05

Маргарита поднялась с коврика, перед ней оказался Коровьев и слегка толкнул в плечо. Маргарита рухнула в какой-то бассейн с горячей, густой и красной жидкостью.
В мерцающем свете канделябров, установленных вокруг бассейна, было видно, что наполняется бассейн фонтанами в виде безголовых дев, с пульсирующими струями, изливающимися из обрубков шей. Гелла и помогающая ей, Наташа обтёрли Маргариту губками, макая их в бассейн. Затем Маргарита оказалась на хрустальном ложе и её до блеска стали растирать какими-то большими зелеными листьями. Ворвался кот и стал помогать. Он уселся на корточки у ног Маргариты и стал натирать ей ступни с таким видом, как будто чистил сапоги на улице. На ногах Маргариты появились, сшитые из лепестков белой розы туфли и сами собой застегнулись золотыми пряжками. Какая-то сила вздернула Маргариту и поставила перед зеркалом, и в волосах у нее блеснул королевский алмазный венец. Откуда-то явился Коровьев и повесил на грудь Маргариты тяжелое в овальной раме изображение черного пуделя на тяжелой цепи.

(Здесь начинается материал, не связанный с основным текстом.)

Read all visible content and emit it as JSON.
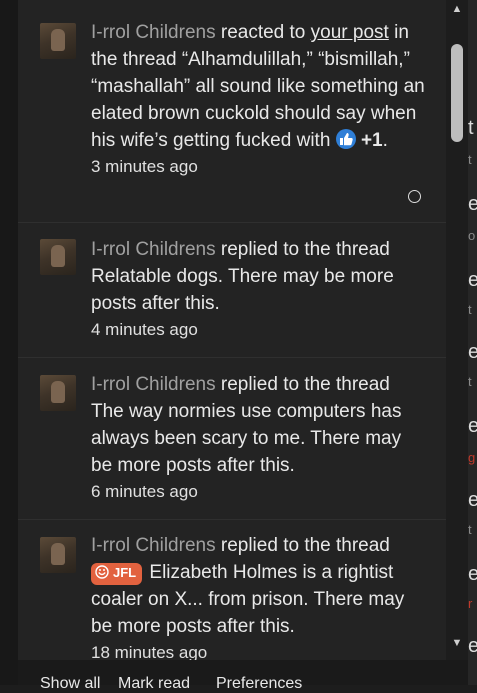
{
  "notifications": [
    {
      "user": "I-rrol Childrens",
      "action": " reacted to ",
      "link": "your post",
      "rest": " in the thread “Alhamdulillah,” “bismillah,” “mashallah” all sound like something an elated brown cuckold should say when his wife’s getting fucked with ",
      "reaction_count": "+1",
      "trailing": ".",
      "time": "3 minutes ago",
      "unread": true
    },
    {
      "user": "I-rrol Childrens",
      "action": " replied to the thread ",
      "rest": "Relatable dogs. There may be more posts after this.",
      "time": "4 minutes ago"
    },
    {
      "user": "I-rrol Childrens",
      "action": " replied to the thread ",
      "rest": "The way normies use computers has always been scary to me. There may be more posts after this.",
      "time": "6 minutes ago"
    },
    {
      "user": "I-rrol Childrens",
      "action": " replied to the thread",
      "prefix": "JFL",
      "rest": " Elizabeth Holmes is a rightist coaler on X... from prison. There may be more posts after this.",
      "time": "18 minutes ago"
    }
  ],
  "footer": {
    "show_all": "Show all",
    "mark_read": "Mark read",
    "preferences": "Preferences"
  },
  "colors": {
    "prefix_bg": "#e2623f",
    "like_bg": "#2f7fd7",
    "username": "#a0a0a0"
  }
}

– Тяжело, но надо, надо! – бормотал Коровьев, – Разрешите, королева, Вам дать последний совет. Среди гостей будут различные, ох, очень различные, но никому, королева Марго, никакого преимущества! Если кто-нибудь и не понравится... Я понимаю, что Вы, конечно, не выразите этого на своем лице... Нет, нет, нельзя подумать об этом! Заметит, заметит в то же мгновение. Нужно полюбить его, полюбить, королева. Сторицей будет вознаграждена за это хозяйка бала! И еще: не пропустить никого. Хоть улыбочку, хоть малюсенький поворот головы. Все, что угодно, но только не невнимание. От этого они захиреют...
Коровьев оглядел Маргариту, удовлетворённо улыбнулся и хлопнул в ладоши. Все свечи погасли, наступила полная темнота.
– Я, я, – послышался умоляющий голос Бегемота, – я дам сигнал!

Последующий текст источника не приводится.